An outside-in model uses market drivers and demand drivers to predict demand. Traditional demand planning is based on pattern recognition of orders/shipments. The order is a poor proxy for demand due to the bullwhip effect and demand latency. The building of outside-in models enables the visualization of channel data with minimal latency and distortion. The use of the graph enables the visualization of flow. For the adventurous, it also enables the redefinition of work. Using new forms of analytics, the planners become orchestrators, and the planning data becomes self-service by business leaders. (Reduces political bias by aligning to balance sheet metrics. And enables self-service what-if analysis for collaboration.)
Figure 2. Outside-in Models
To start the process, brainstorm as a team on the appropriate data to start the testing. Select 5-20 variables to begin the modeling. The list in Figure 3 is a starting point.
Market drivers are the macro-economic factors affecting market demand while demand drivers are more immediate and includes the levers that are within the control of sales and marketing programs.

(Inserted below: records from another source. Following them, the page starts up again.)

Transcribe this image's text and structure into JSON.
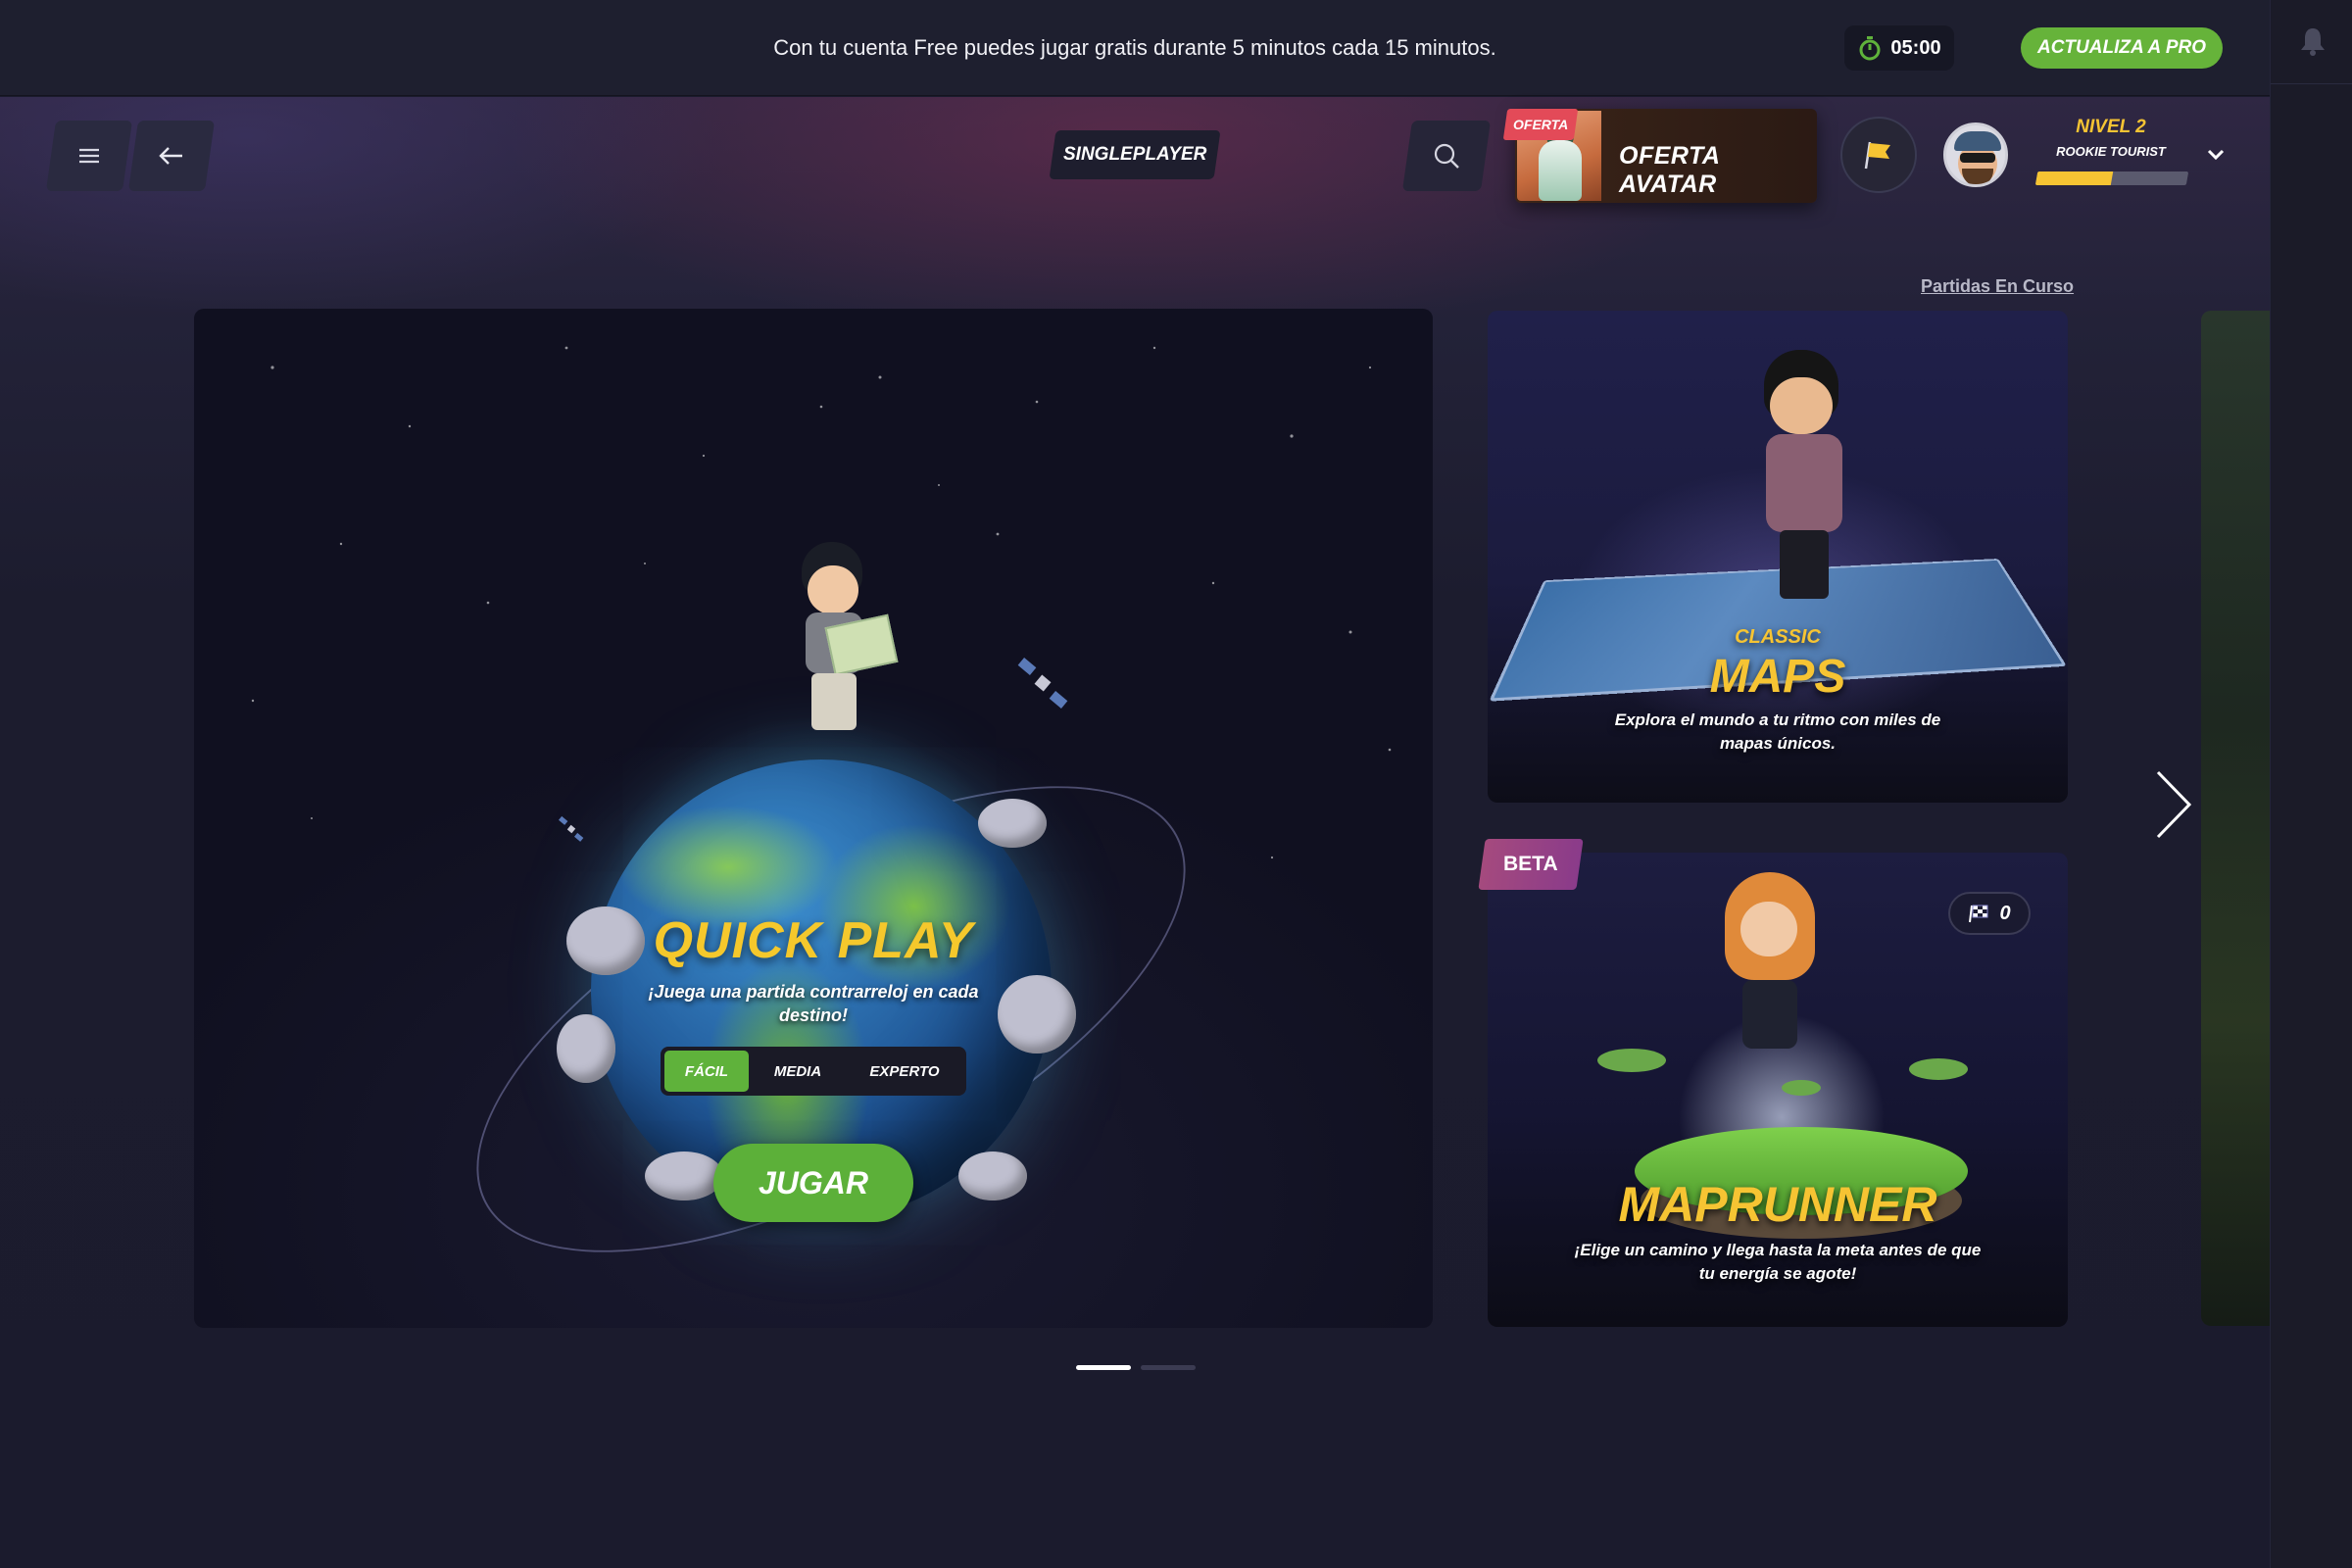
{
  "banner": {
    "message": "Con tu cuenta Free puedes jugar gratis durante 5 minutos cada 15 minutos.",
    "timer": "05:00",
    "upgrade_label": "ACTUALIZA A PRO"
  },
  "header": {
    "mode_label": "SINGLEPLAYER",
    "offer": {
      "tag": "OFERTA",
      "title": "OFERTA AVATAR"
    },
    "user": {
      "level": "NIVEL 2",
      "rank": "ROOKIE TOURIST",
      "level_progress": 0.5
    }
  },
  "ongoing_link": "Partidas En Curso",
  "quick_play": {
    "title": "QUICK PLAY",
    "subtitle": "¡Juega una partida contrarreloj en cada destino!",
    "difficulties": [
      "FÁCIL",
      "MEDIA",
      "EXPERTO"
    ],
    "selected_difficulty": "FÁCIL",
    "play_label": "JUGAR"
  },
  "classic_maps": {
    "kicker": "CLASSIC",
    "title": "MAPS",
    "description": "Explora el mundo a tu ritmo con miles de mapas únicos."
  },
  "maprunner": {
    "tag": "BETA",
    "counter": "0",
    "title": "MAPRUNNER",
    "description": "¡Elige un camino y llega hasta la meta antes de que tu energía se agote!"
  },
  "carousel": {
    "pages": 2,
    "current": 1
  },
  "colors": {
    "accent_green": "#5fb23b",
    "accent_yellow": "#f6c433",
    "offer_red": "#e34a58",
    "beta_purple": "#a54a7e"
  }
}
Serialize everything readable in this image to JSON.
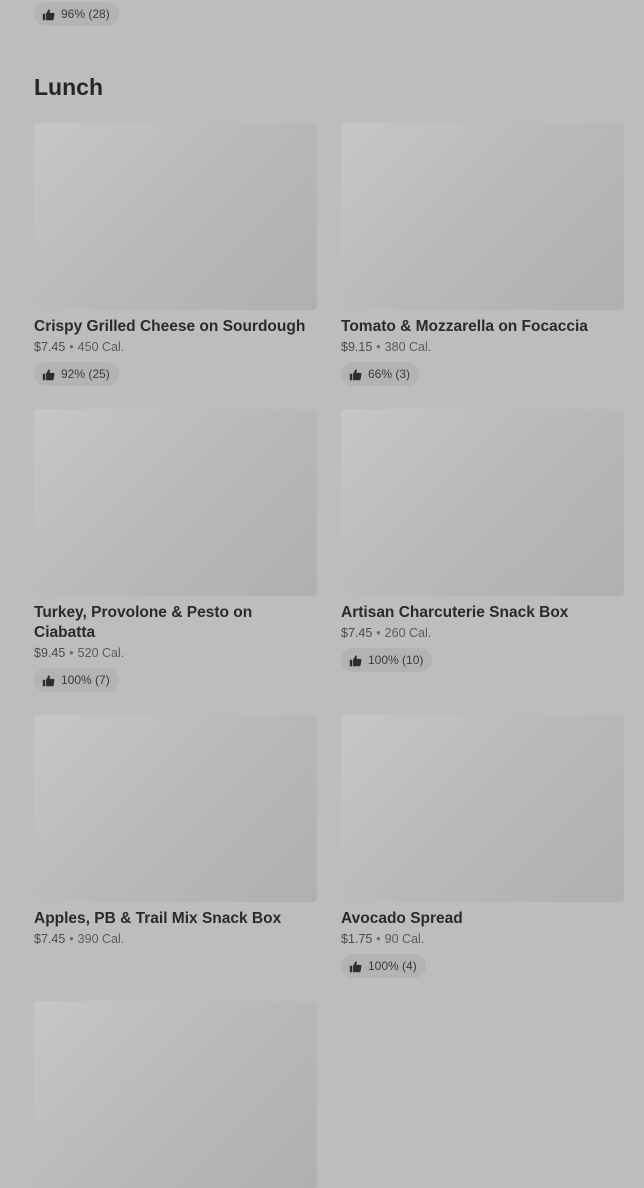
{
  "top_item": {
    "rating": "96% (28)"
  },
  "section": {
    "title": "Lunch"
  },
  "items": [
    {
      "name": "Crispy Grilled Cheese on Sourdough",
      "price": "$7.45",
      "calories": "450 Cal.",
      "rating": "92% (25)"
    },
    {
      "name": "Tomato & Mozzarella on Focaccia",
      "price": "$9.15",
      "calories": "380 Cal.",
      "rating": "66% (3)"
    },
    {
      "name": "Turkey, Provolone & Pesto on Ciabatta",
      "price": "$9.45",
      "calories": "520 Cal.",
      "rating": "100% (7)"
    },
    {
      "name": "Artisan Charcuterie Snack Box",
      "price": "$7.45",
      "calories": "260 Cal.",
      "rating": "100% (10)"
    },
    {
      "name": "Apples, PB & Trail Mix Snack Box",
      "price": "$7.45",
      "calories": "390 Cal.",
      "rating": ""
    },
    {
      "name": "Avocado Spread",
      "price": "$1.75",
      "calories": "90 Cal.",
      "rating": "100% (4)"
    }
  ],
  "icons": {
    "rating": "thumbs-up-icon"
  },
  "separator": "•"
}
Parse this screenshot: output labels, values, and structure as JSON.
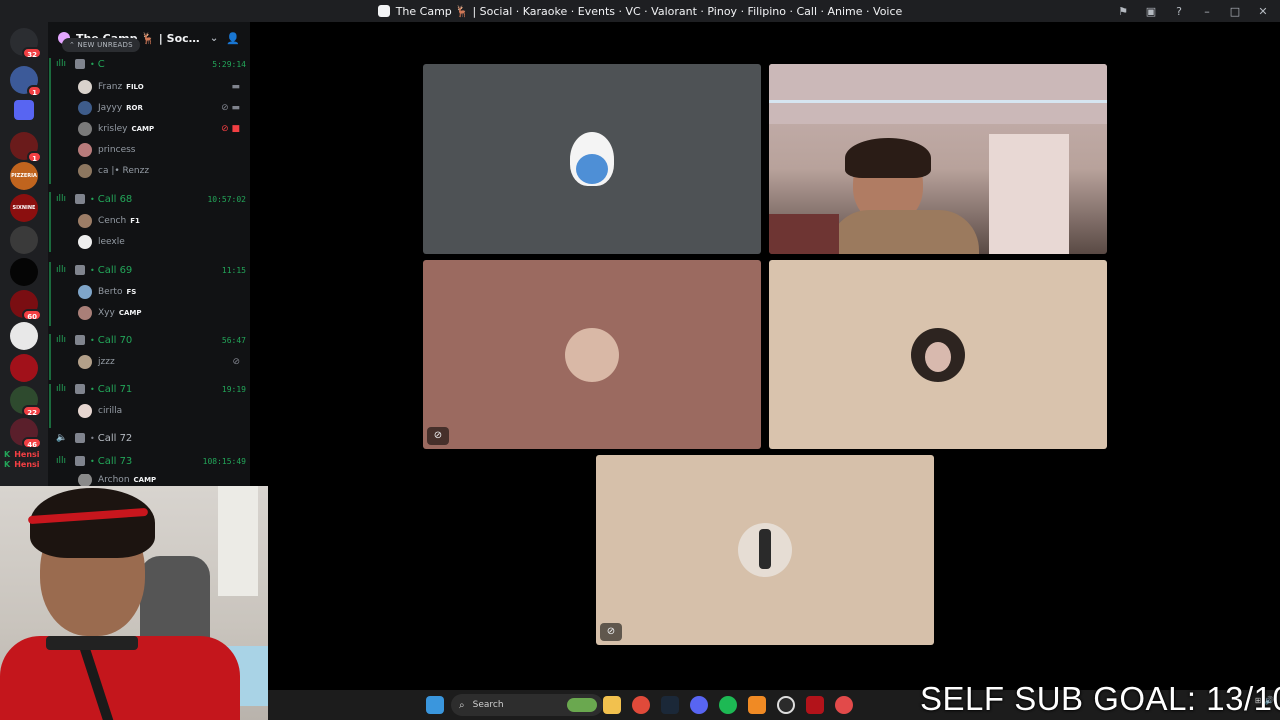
{
  "window": {
    "title": "The Camp 🦌 | Social · Karaoke · Events · VC · Valorant · Pinoy · Filipino · Call · Anime · Voice"
  },
  "server_rail": {
    "home_badge": "32",
    "badges": [
      "1",
      "1",
      "60",
      "22",
      "46"
    ],
    "labels": [
      "PIZZERIA",
      "SIXNINE"
    ]
  },
  "sidebar": {
    "server_name": "The Camp 🦌 | Social · ...",
    "new_unreads": "NEW UNREADS",
    "channels": [
      {
        "name": "C",
        "time": "5:29:14",
        "users": [
          {
            "name": "Franz",
            "tag": "FILO"
          },
          {
            "name": "Jayyy",
            "tag": "ROR"
          },
          {
            "name": "krisley",
            "tag": "CAMP"
          },
          {
            "name": "princess",
            "tag": ""
          },
          {
            "name": "ca |• Renzz",
            "tag": ""
          }
        ]
      },
      {
        "name": "Call 68",
        "time": "10:57:02",
        "users": [
          {
            "name": "Cench",
            "tag": "F1"
          },
          {
            "name": "leexle",
            "tag": ""
          }
        ]
      },
      {
        "name": "Call 69",
        "time": "11:15",
        "users": [
          {
            "name": "Berto",
            "tag": "FS"
          },
          {
            "name": "Xyy",
            "tag": "CAMP"
          }
        ]
      },
      {
        "name": "Call 70",
        "time": "56:47",
        "users": [
          {
            "name": "jzzz",
            "tag": ""
          }
        ]
      },
      {
        "name": "Call 71",
        "time": "19:19",
        "users": [
          {
            "name": "cirilla",
            "tag": ""
          }
        ]
      },
      {
        "name": "Call 72",
        "time": "",
        "users": []
      },
      {
        "name": "Call 73",
        "time": "108:15:49",
        "users": [
          {
            "name": "Archon",
            "tag": "CAMP"
          }
        ]
      }
    ]
  },
  "stream_overlay": {
    "chat_name": "Hensi",
    "goal_text": "SELF SUB GOAL: 13/10"
  },
  "taskbar": {
    "search_placeholder": "Search"
  },
  "colors": {
    "tile_gray": "#4e5255",
    "tile_rose": "#9b6a60",
    "tile_beige": "#d9c3ad",
    "tile_beige2": "#d6c0aa",
    "voice_green": "#23a559"
  }
}
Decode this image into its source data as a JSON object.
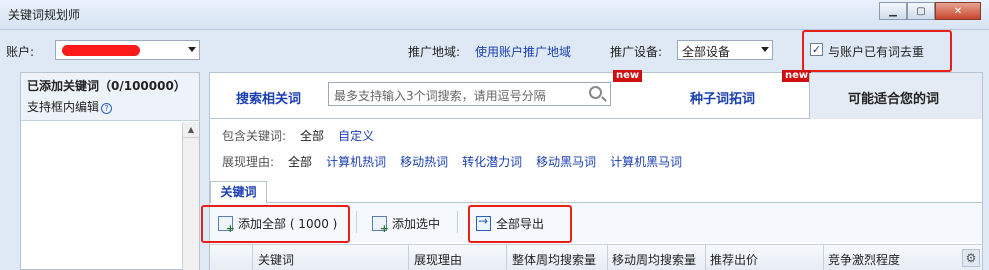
{
  "window": {
    "title": "关键词规划师"
  },
  "top": {
    "account_label": "账户:",
    "region_label": "推广地域:",
    "region_value": "使用账户推广地域",
    "device_label": "推广设备:",
    "device_value": "全部设备",
    "dedupe_label": "与账户已有词去重",
    "dedupe_checked": true
  },
  "left": {
    "added_title": "已添加关键词（0/100000）",
    "edit_hint": "支持框内编辑"
  },
  "tabs": {
    "search_related": "搜索相关词",
    "search_placeholder": "最多支持输入3个词搜索，请用逗号分隔",
    "seed_expand": "种子词拓词",
    "may_suit": "可能适合您的词",
    "new_badge": "new"
  },
  "filters": {
    "contains_label": "包含关键词:",
    "contains_options": [
      "全部",
      "自定义"
    ],
    "reason_label": "展现理由:",
    "reason_options": [
      "全部",
      "计算机热词",
      "移动热词",
      "转化潜力词",
      "移动黑马词",
      "计算机黑马词"
    ]
  },
  "keyword_tab": "关键词",
  "toolbar": {
    "add_all": "添加全部 ( 1000 )",
    "add_selected": "添加选中",
    "export_all": "全部导出"
  },
  "table": {
    "columns": [
      "关键词",
      "展现理由",
      "整体周均搜索量",
      "移动周均搜索量",
      "推荐出价",
      "竞争激烈程度"
    ]
  },
  "colors": {
    "link": "#1a3fb0",
    "highlight": "#e8201a",
    "new_badge": "#d01010"
  }
}
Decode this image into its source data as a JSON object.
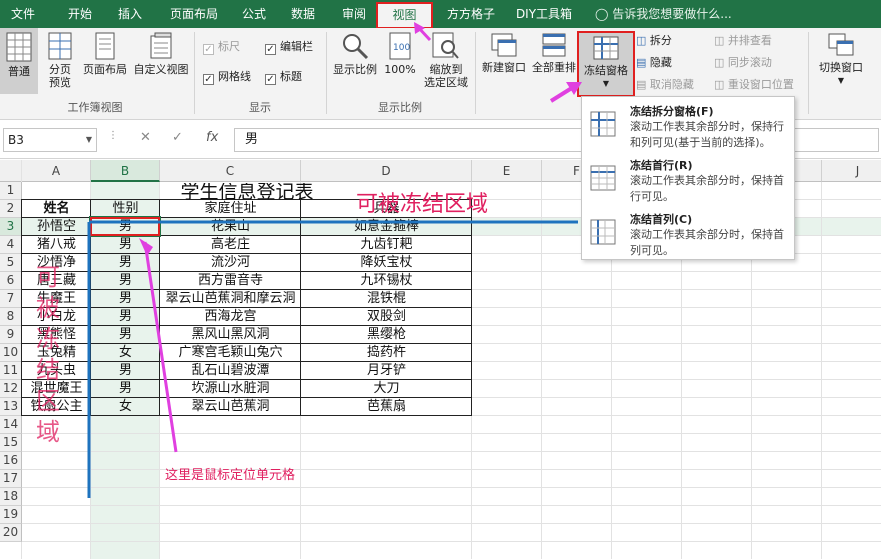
{
  "tabs": [
    "文件",
    "开始",
    "插入",
    "页面布局",
    "公式",
    "数据",
    "审阅",
    "视图",
    "方方格子",
    "DIY工具箱"
  ],
  "tell_me": "告诉我您想要做什么...",
  "ribbon": {
    "workbook_views": {
      "normal": "普通",
      "page_break": "分页\n预览",
      "page_layout": "页面布局",
      "custom": "自定义视图",
      "group": "工作簿视图"
    },
    "show": {
      "ruler": "标尺",
      "formula_bar": "编辑栏",
      "gridlines": "网格线",
      "headings": "标题",
      "group": "显示"
    },
    "zoom": {
      "zoom": "显示比例",
      "zoom100": "100%",
      "zoom_sel": "缩放到\n选定区域",
      "group": "显示比例"
    },
    "window": {
      "new_window": "新建窗口",
      "arrange_all": "全部重排",
      "freeze": "冻结窗格",
      "split": "拆分",
      "hide": "隐藏",
      "unhide": "取消隐藏",
      "side_by_side": "并排查看",
      "sync_scroll": "同步滚动",
      "reset_pos": "重设窗口位置",
      "switch": "切换窗口"
    }
  },
  "formula_bar": {
    "name_box": "B3",
    "fx": "fx",
    "value": "男"
  },
  "columns": [
    "A",
    "B",
    "C",
    "D",
    "E",
    "F",
    "G",
    "H",
    "I",
    "J"
  ],
  "rows": [
    "1",
    "2",
    "3",
    "4",
    "5",
    "6",
    "7",
    "8",
    "9",
    "10",
    "11",
    "12",
    "13",
    "14",
    "15",
    "16",
    "17",
    "18",
    "19",
    "20"
  ],
  "sheet": {
    "title": "学生信息登记表",
    "headers": [
      "姓名",
      "性别",
      "家庭住址",
      "兵器"
    ],
    "data": [
      [
        "孙悟空",
        "男",
        "花果山",
        "如意金箍棒"
      ],
      [
        "猪八戒",
        "男",
        "高老庄",
        "九齿钉耙"
      ],
      [
        "沙悟净",
        "男",
        "流沙河",
        "降妖宝杖"
      ],
      [
        "唐三藏",
        "男",
        "西方雷音寺",
        "九环锡杖"
      ],
      [
        "牛魔王",
        "男",
        "翠云山芭蕉洞和摩云洞",
        "混铁棍"
      ],
      [
        "小白龙",
        "男",
        "西海龙宫",
        "双股剑"
      ],
      [
        "黑熊怪",
        "男",
        "黑风山黑风洞",
        "黑缨枪"
      ],
      [
        "玉兔精",
        "女",
        "广寒宫毛颖山兔穴",
        "捣药杵"
      ],
      [
        "九头虫",
        "男",
        "乱石山碧波潭",
        "月牙铲"
      ],
      [
        "混世魔王",
        "男",
        "坎源山水脏洞",
        "大刀"
      ],
      [
        "铁扇公主",
        "女",
        "翠云山芭蕉洞",
        "芭蕉扇"
      ]
    ]
  },
  "freeze_menu": [
    {
      "title": "冻结拆分窗格(F)",
      "desc": "滚动工作表其余部分时，保持行和列可见(基于当前的选择)。"
    },
    {
      "title": "冻结首行(R)",
      "desc": "滚动工作表其余部分时，保持首行可见。"
    },
    {
      "title": "冻结首列(C)",
      "desc": "滚动工作表其余部分时，保持首列可见。"
    }
  ],
  "annotations": {
    "frozen_right": "可被冻结区域",
    "frozen_left": "可被冻结区域",
    "cursor_note": "这里是鼠标定位单元格"
  },
  "colors": {
    "accent": "#217346",
    "annotation": "#e02060",
    "freeze_line": "#1e73be"
  }
}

Figure 3. Market and Demand Drivers
Change the paradigm to think about demand as a flow. An effective technique to use in the exploration of an outside-in model is to draw demand as a river. The flow starts in the channel and moves across commercial teams. Where the channel data is clear, draw the river as blue, and where insights are few, the water becomes murky and brown. Doing this with your employees allows you to discuss the issues and the available data while exploring the obstacles. In Figure 4, I share the Nestle demand flow for new product launch that was developed in the Project Spark initiative with OMP.
Figure 4. Nestle River of Demand in Project Spark
For success, create a safe space for the business planners to test and learn with the technologists. Don’t restrict the project by artificial goals, ROI targets, and timelines. Build a cross-functional group to tackle the work: invite the digital marketing teams, data scientists, sales operations, sales teams, and market insights backgrounds. The work will take time.
Wrap-Up
This testing and model development type is hard work but worth it. If you are at the North American CSCMP conference, stop by and listen to the story of Nicole Miera from LKQ and Margo Cohen from Nestle. Listen and learn. Then form your own opinions. Even the Doubting Thomas(s) should be impressed by the results.
Let me know your thoughts. I will not be there.